Sunday, December 13, 2020
by Kittie McCool
Christmas was always special at our church in Clinton, Indiana. Everyone looked forward to the special music, the beautiful decorations, and the big dinner after the sermon.
In 1952 one member of our church, who was a trucker, fell on hard times when his truck broke down and he was unable to make his deliveries on time. His children would have to go without a big Christmas dinner and presents. Our congregation pitched in to get together a fine feast and gifts for the family.
My husband, Ed, and I, with our own children, volunteered to bring all this to the man, his wife, and four little children. As we entered their run-down, little, three-room house, there was only a small coal stove and the children’s clothes barely kept them warm. What little furniture they had was chipped, and much of the wallpaper was torn or coming off the walls.
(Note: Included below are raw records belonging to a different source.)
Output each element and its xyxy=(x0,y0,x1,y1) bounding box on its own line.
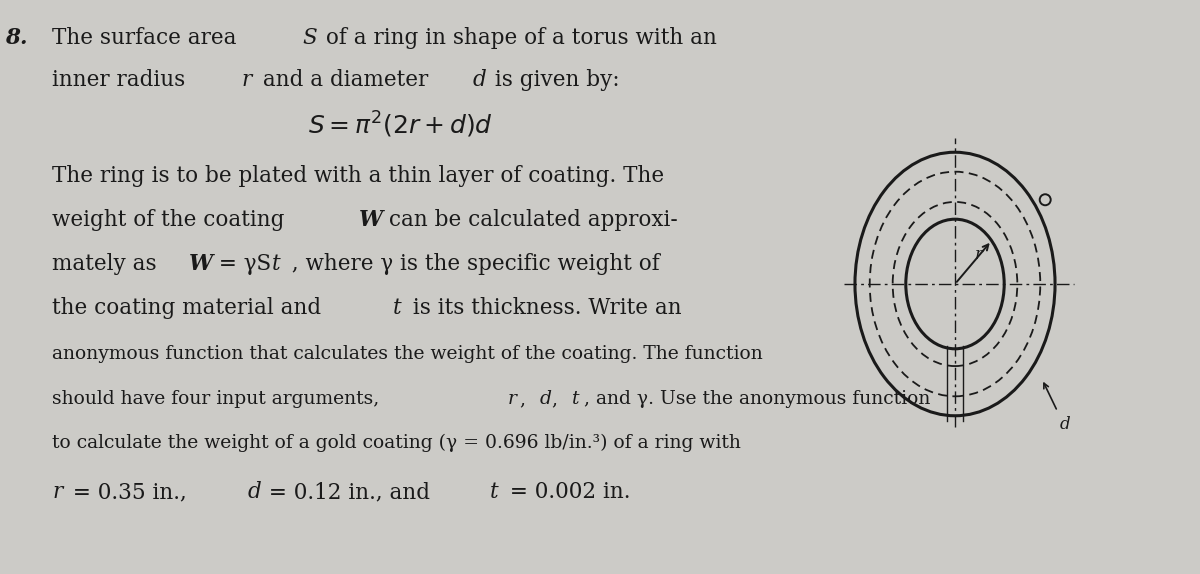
Text: , where γ is the specific weight of: , where γ is the specific weight of xyxy=(286,253,660,275)
Text: ,: , xyxy=(520,390,532,408)
Text: $S = \pi^2(2r + d)d$: $S = \pi^2(2r + d)d$ xyxy=(307,110,492,140)
Text: anonymous function that calculates the weight of the coating. The function: anonymous function that calculates the w… xyxy=(52,345,763,363)
Text: The surface area: The surface area xyxy=(52,27,244,49)
Text: inner radius: inner radius xyxy=(52,69,192,91)
Text: d: d xyxy=(248,481,262,503)
Text: t: t xyxy=(394,297,402,319)
Text: S: S xyxy=(302,27,317,49)
Text: should have four input arguments,: should have four input arguments, xyxy=(52,390,385,408)
Text: t: t xyxy=(490,481,499,503)
Text: d: d xyxy=(1060,416,1070,433)
Text: W: W xyxy=(190,253,214,275)
Text: r: r xyxy=(974,246,983,262)
Text: r: r xyxy=(508,390,517,408)
Text: and a diameter: and a diameter xyxy=(256,69,436,91)
Text: can be calculated approxi-: can be calculated approxi- xyxy=(382,209,678,231)
Text: t: t xyxy=(572,390,580,408)
Text: W: W xyxy=(359,209,383,231)
Text: d: d xyxy=(540,390,552,408)
Text: to calculate the weight of a gold coating (γ = 0.696 lb/in.³) of a ring with: to calculate the weight of a gold coatin… xyxy=(52,434,740,452)
Text: = γS: = γS xyxy=(212,253,271,275)
Text: The ring is to be plated with a thin layer of coating. The: The ring is to be plated with a thin lay… xyxy=(52,165,664,187)
Text: r: r xyxy=(52,481,62,503)
Text: is given by:: is given by: xyxy=(488,69,619,91)
Text: = 0.35 in.,: = 0.35 in., xyxy=(66,481,200,503)
Text: , and γ. Use the anonymous function: , and γ. Use the anonymous function xyxy=(584,390,930,408)
Text: r: r xyxy=(241,69,251,91)
Text: of a ring in shape of a torus with an: of a ring in shape of a torus with an xyxy=(319,27,716,49)
Text: weight of the coating: weight of the coating xyxy=(52,209,292,231)
Text: is its thickness. Write an: is its thickness. Write an xyxy=(406,297,682,319)
Text: = 0.002 in.: = 0.002 in. xyxy=(503,481,630,503)
Text: the coating material and: the coating material and xyxy=(52,297,328,319)
Text: 8.: 8. xyxy=(5,27,28,49)
Text: t: t xyxy=(272,253,281,275)
Text: d: d xyxy=(473,69,487,91)
Text: ,: , xyxy=(552,390,564,408)
Text: mately as: mately as xyxy=(52,253,163,275)
Text: = 0.12 in., and: = 0.12 in., and xyxy=(262,481,437,503)
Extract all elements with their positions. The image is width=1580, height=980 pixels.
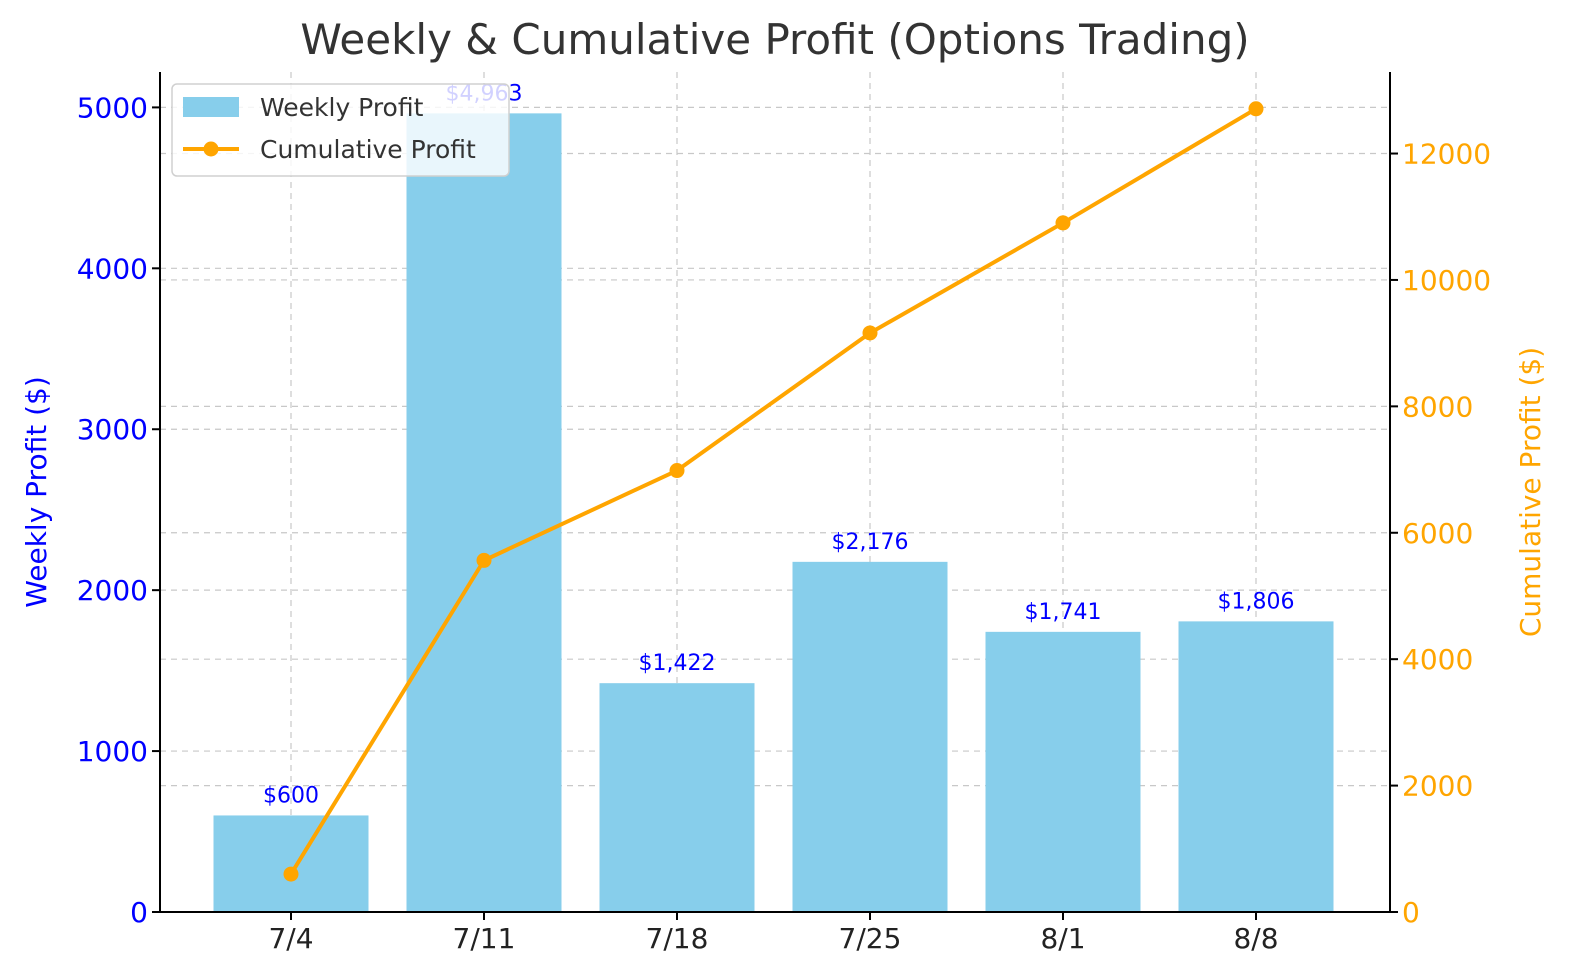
right-tick-label: 8000: [1402, 390, 1473, 423]
bar-data-label: $600: [263, 783, 319, 808]
right-tick-label: 6000: [1402, 517, 1473, 550]
bar-weekly-profit: [985, 631, 1141, 912]
cumulative-profit-point: [1055, 215, 1071, 231]
right-tick-label: 2000: [1402, 770, 1473, 803]
bar-data-label: $1,422: [639, 651, 716, 676]
bars: [213, 113, 1334, 912]
cumulative-profit-point: [862, 325, 878, 341]
legend-swatch-cumulative-marker: [203, 141, 219, 157]
cumulative-line-layer: [283, 101, 1264, 882]
left-tick-label: 1000: [77, 735, 148, 768]
bar-data-label: $1,741: [1025, 600, 1102, 625]
y-axis-label-left: Weekly Profit ($): [20, 376, 53, 608]
x-tick-label: 8/8: [1233, 922, 1278, 955]
y-axis-label-right: Cumulative Profit ($): [1514, 347, 1547, 637]
cumulative-profit-point: [476, 552, 492, 568]
left-tick-label: 3000: [77, 413, 148, 446]
bar-weekly-profit: [213, 815, 369, 912]
x-tick-label: 7/11: [453, 922, 516, 955]
chart-title: Weekly & Cumulative Profit (Options Trad…: [300, 15, 1249, 64]
cumulative-profit-point: [669, 463, 685, 479]
x-tick-label: 8/1: [1040, 922, 1085, 955]
x-tick-label: 7/4: [268, 922, 313, 955]
bar-data-label: $2,176: [832, 530, 909, 555]
bar-weekly-profit: [792, 561, 948, 912]
cumulative-profit-point: [1248, 101, 1264, 117]
legend-label-weekly-profit: Weekly Profit: [260, 93, 424, 122]
left-tick-label: 4000: [77, 252, 148, 285]
legend-swatch-weekly-profit: [183, 97, 239, 117]
bar-weekly-profit: [406, 113, 562, 912]
right-tick-label: 0: [1402, 896, 1420, 929]
x-tick-label: 7/25: [839, 922, 902, 955]
right-tick-label: 12000: [1402, 138, 1491, 171]
legend[interactable]: Weekly Profit Cumulative Profit: [171, 83, 510, 177]
bar-weekly-profit: [1178, 621, 1334, 912]
left-tick-label: 0: [130, 896, 148, 929]
bar-data-label: $1,806: [1218, 589, 1295, 614]
cumulative-profit-point: [283, 866, 299, 882]
cumulative-profit-line: [289, 107, 1258, 876]
bar-weekly-profit: [599, 683, 755, 912]
axes: 0 1000 2000 3000 4000 5000 0 2000 4000 6000 8000 10…: [77, 72, 1491, 955]
legend-box: [171, 83, 510, 177]
labels: $600$4,963$1,422$2,176$1,741$1,806Weekly…: [20, 15, 1547, 808]
x-tick-label: 7/18: [646, 922, 709, 955]
left-tick-label: 2000: [77, 574, 148, 607]
right-tick-label: 4000: [1402, 643, 1473, 676]
left-tick-label: 5000: [77, 91, 148, 124]
legend-label-cumulative-profit: Cumulative Profit: [260, 135, 476, 164]
right-tick-label: 10000: [1402, 264, 1491, 297]
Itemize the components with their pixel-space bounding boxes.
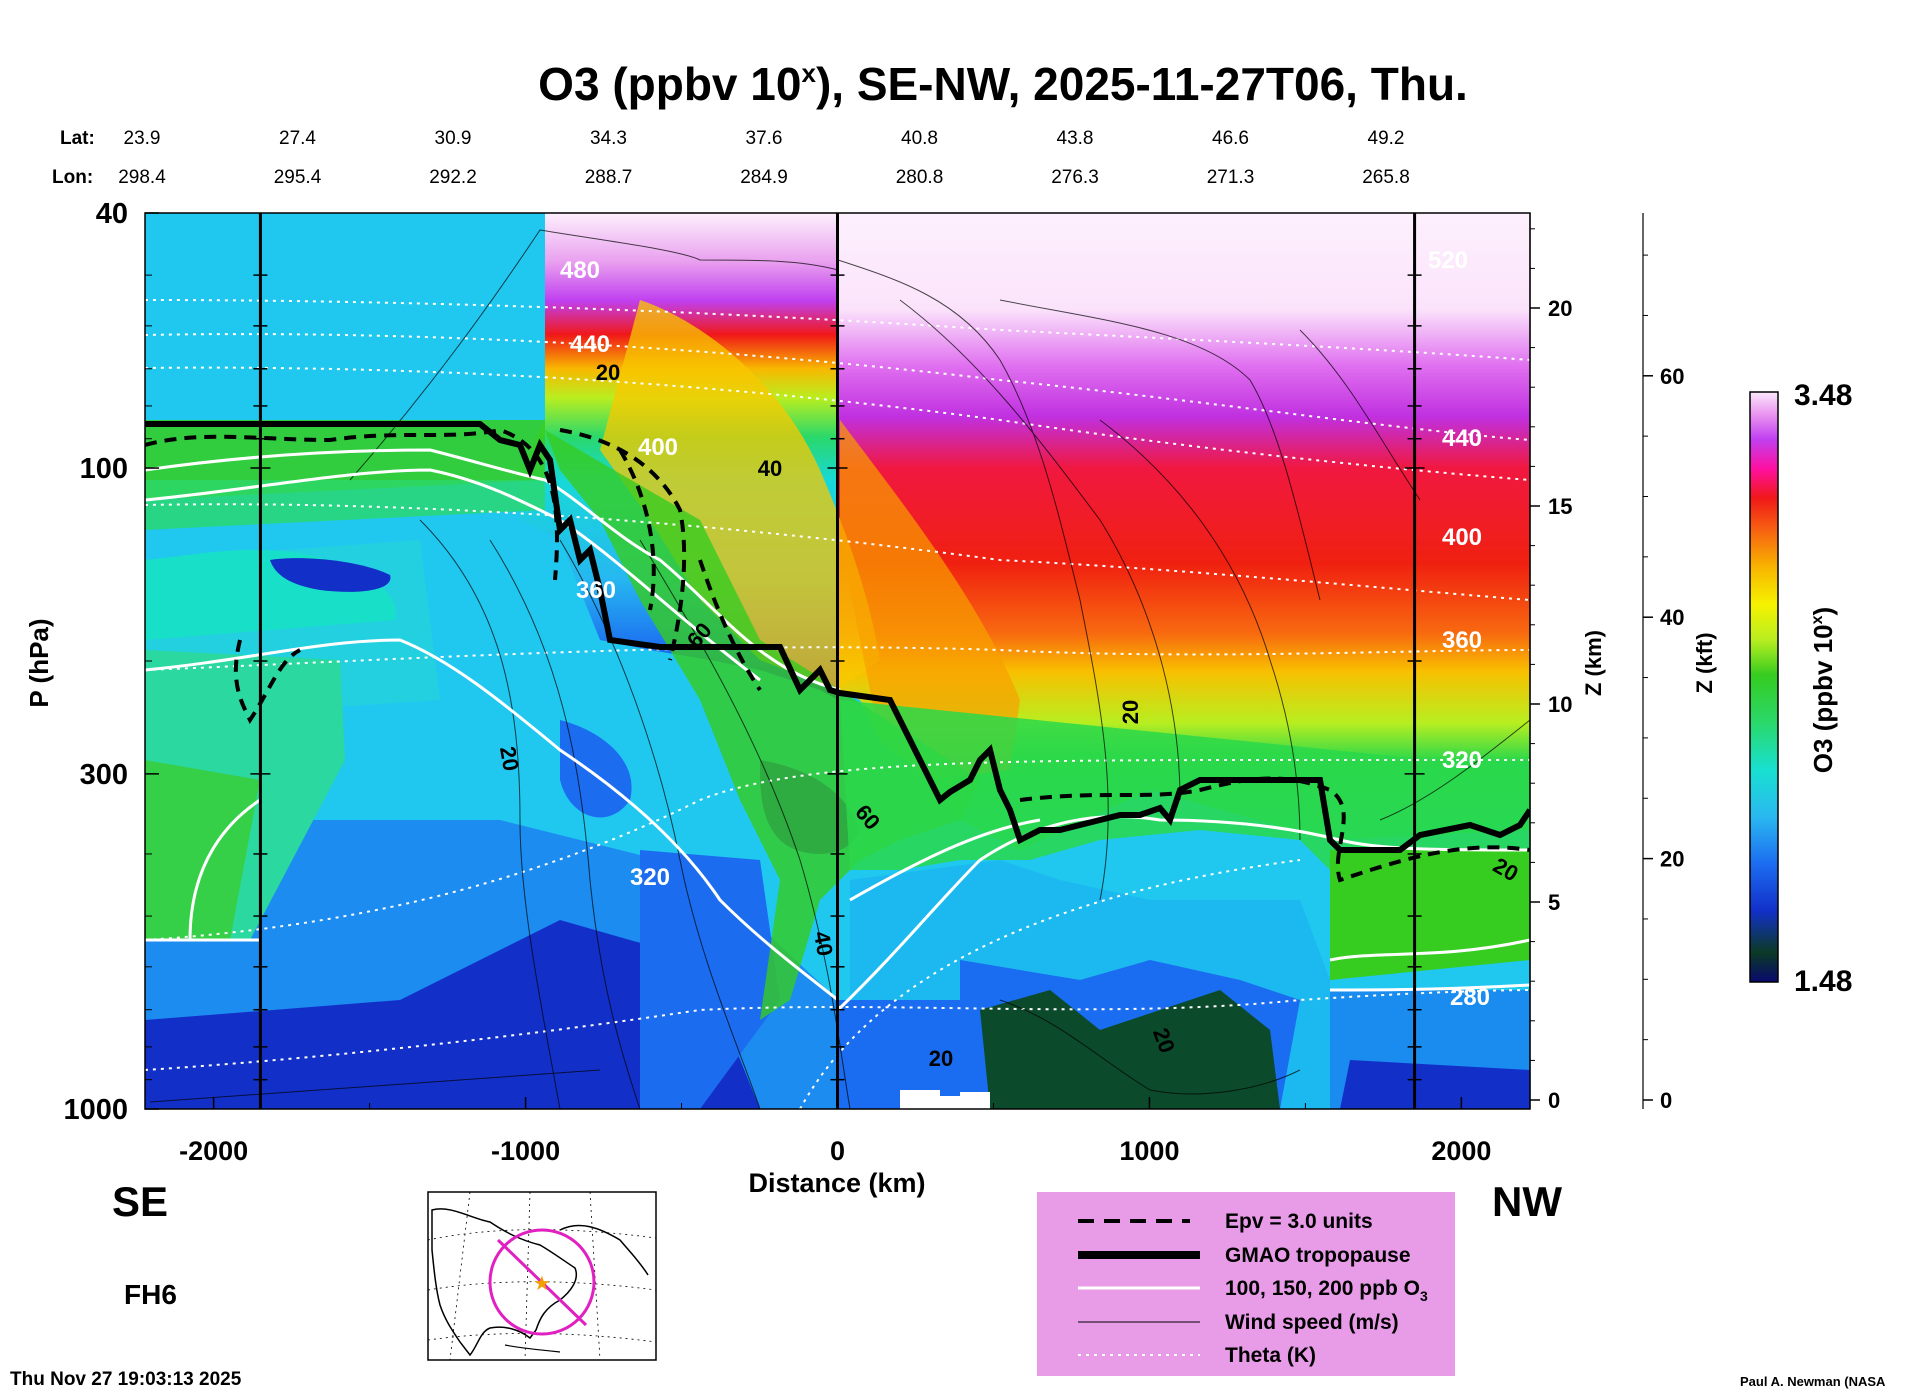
z-kft-tick-label: 0 [1660, 1088, 1672, 1113]
lon-value: 288.7 [585, 167, 633, 188]
y-tick-label: 40 [96, 198, 128, 230]
theta-label: 320 [630, 864, 670, 891]
lon-value: 265.8 [1362, 167, 1410, 188]
map-center-icon: ★ [533, 1273, 551, 1295]
colorbar-max: 3.48 [1794, 379, 1852, 412]
theta-label: 400 [1442, 524, 1482, 551]
theta-label: 440 [1442, 425, 1482, 452]
lat-value: 49.2 [1368, 128, 1405, 149]
theta-label: 440 [570, 331, 610, 358]
vertical-markers [250, 213, 1425, 1109]
x-tick-label: 2000 [1431, 1136, 1491, 1166]
z-km-tick-label: 20 [1548, 296, 1572, 321]
timestamp: Thu Nov 27 19:03:13 2025 [10, 1369, 242, 1390]
y-axis: 40 100 300 1000 [63, 198, 159, 1126]
legend: Epv = 3.0 units GMAO tropopause 100, 150… [1037, 1192, 1455, 1376]
legend-label-theta: Theta (K) [1225, 1344, 1316, 1367]
theta-label: 280 [1450, 984, 1490, 1011]
x-axis-label: Distance (km) [748, 1168, 925, 1198]
chart-title: O3 (ppbv 10x), SE-NW, 2025-11-27T06, Thu… [538, 58, 1468, 110]
legend-label-o3: 100, 150, 200 ppb O3 [1225, 1277, 1428, 1304]
wind-label: 20 [596, 360, 620, 385]
theta-contours [145, 299, 1530, 1109]
x-tick-label: -1000 [491, 1136, 560, 1166]
x-axis: -2000 -1000 0 1000 2000 [179, 1097, 1491, 1166]
lon-value: 271.3 [1207, 167, 1255, 188]
legend-label-wind: Wind speed (m/s) [1225, 1311, 1399, 1334]
z-km-tick-label: 0 [1548, 1088, 1560, 1113]
x-tick-label: 1000 [1119, 1136, 1179, 1166]
lon-value: 292.2 [429, 167, 477, 188]
theta-label: 480 [560, 257, 600, 284]
lat-value: 43.8 [1057, 128, 1094, 149]
colorbar [1749, 391, 1779, 983]
lon-value: 276.3 [1051, 167, 1099, 188]
z-kft-label: Z (kft) [1692, 632, 1717, 693]
lat-row-label: Lat: [60, 128, 95, 149]
wind-contours [149, 229, 1530, 1109]
z-km-tick-label: 10 [1548, 692, 1572, 717]
lon-value: 298.4 [118, 167, 166, 188]
z-kft-tick-label: 60 [1660, 364, 1684, 389]
y-axis-label: P (hPa) [24, 618, 54, 707]
gmao-tropopause [145, 421, 1530, 853]
colorbar-label: O3 (ppbv 10x) [1808, 607, 1838, 773]
epv-contours [145, 427, 1530, 883]
lat-value: 30.9 [435, 128, 472, 149]
lon-value: 284.9 [740, 167, 788, 188]
wind-label: 20 [929, 1046, 953, 1071]
z-kft-tick-label: 40 [1660, 605, 1684, 630]
z-kft-tick-label: 20 [1660, 847, 1684, 872]
lon-row-label: Lon: [52, 167, 93, 188]
z-kft-axis: 0 20 40 60 [1642, 213, 1684, 1113]
theta-label: 520 [1428, 247, 1468, 274]
wind-label: 40 [758, 456, 782, 481]
lon-value: 280.8 [896, 167, 944, 188]
inset-map: ★ [427, 1191, 657, 1361]
theta-label: 320 [1442, 747, 1482, 774]
map-track-line [496, 1238, 588, 1327]
lat-value: 23.9 [124, 128, 161, 149]
nw-direction-label: NW [1492, 1178, 1562, 1225]
theta-label: 360 [1442, 627, 1482, 654]
lat-value: 40.8 [901, 128, 938, 149]
colorbar-min: 1.48 [1794, 965, 1852, 998]
theta-label: 360 [576, 577, 616, 604]
lat-value: 37.6 [746, 128, 783, 149]
legend-label-epv: Epv = 3.0 units [1225, 1210, 1373, 1233]
y-tick-label: 100 [80, 453, 128, 485]
o3-heatmap [145, 213, 1530, 1109]
lat-value: 34.3 [590, 128, 627, 149]
z-km-tick-label: 5 [1548, 890, 1560, 915]
wind-label: 20 [1118, 700, 1143, 724]
se-direction-label: SE [112, 1178, 168, 1225]
wind-label: 20 [495, 744, 524, 772]
lat-value: 46.6 [1212, 128, 1249, 149]
y-tick-label: 1000 [63, 1094, 128, 1126]
z-km-axis: 0 5 10 15 20 [1529, 213, 1572, 1113]
theta-label: 400 [638, 434, 678, 461]
lat-value: 27.4 [279, 128, 316, 149]
legend-label-tropopause: GMAO tropopause [1225, 1244, 1411, 1267]
lat-lon-header: 23.9 27.4 30.9 34.3 37.6 40.8 43.8 46.6 49.2 298.… [118, 128, 1410, 188]
lon-value: 295.4 [274, 167, 322, 188]
wind-label: 40 [809, 929, 838, 957]
credit: Paul A. Newman (NASA [1740, 1374, 1886, 1389]
z-km-tick-label: 15 [1548, 494, 1572, 519]
forecast-hour-label: FH6 [124, 1279, 177, 1310]
x-tick-label: -2000 [179, 1136, 248, 1166]
z-km-label: Z (km) [1581, 630, 1606, 696]
map-range-circle [488, 1228, 596, 1336]
x-tick-label: 0 [830, 1136, 845, 1166]
y-tick-label: 300 [80, 759, 128, 791]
The man was so grateful, and his wife had tears in her eyes as she saw her children so excited to have such bounty.
But the greatest gift was really given to our own three children – Lee, Lynn, and Kay. They certainly learned that day to appreciate what they had. They were shown the true meaning of Christmas – in the same way that baby Jesus was given to all on that first Christmas so long ago.
My own three children may forget what they got for Christmas in any given year, but they will never forget the year they brought Christmas to a family in need.
When he was a man, Jesus said, “Whatsoever you do unto the least of these, you do also unto me.” (Matthew 25:40). May we all remember that, and always keep Christmas in our hearts.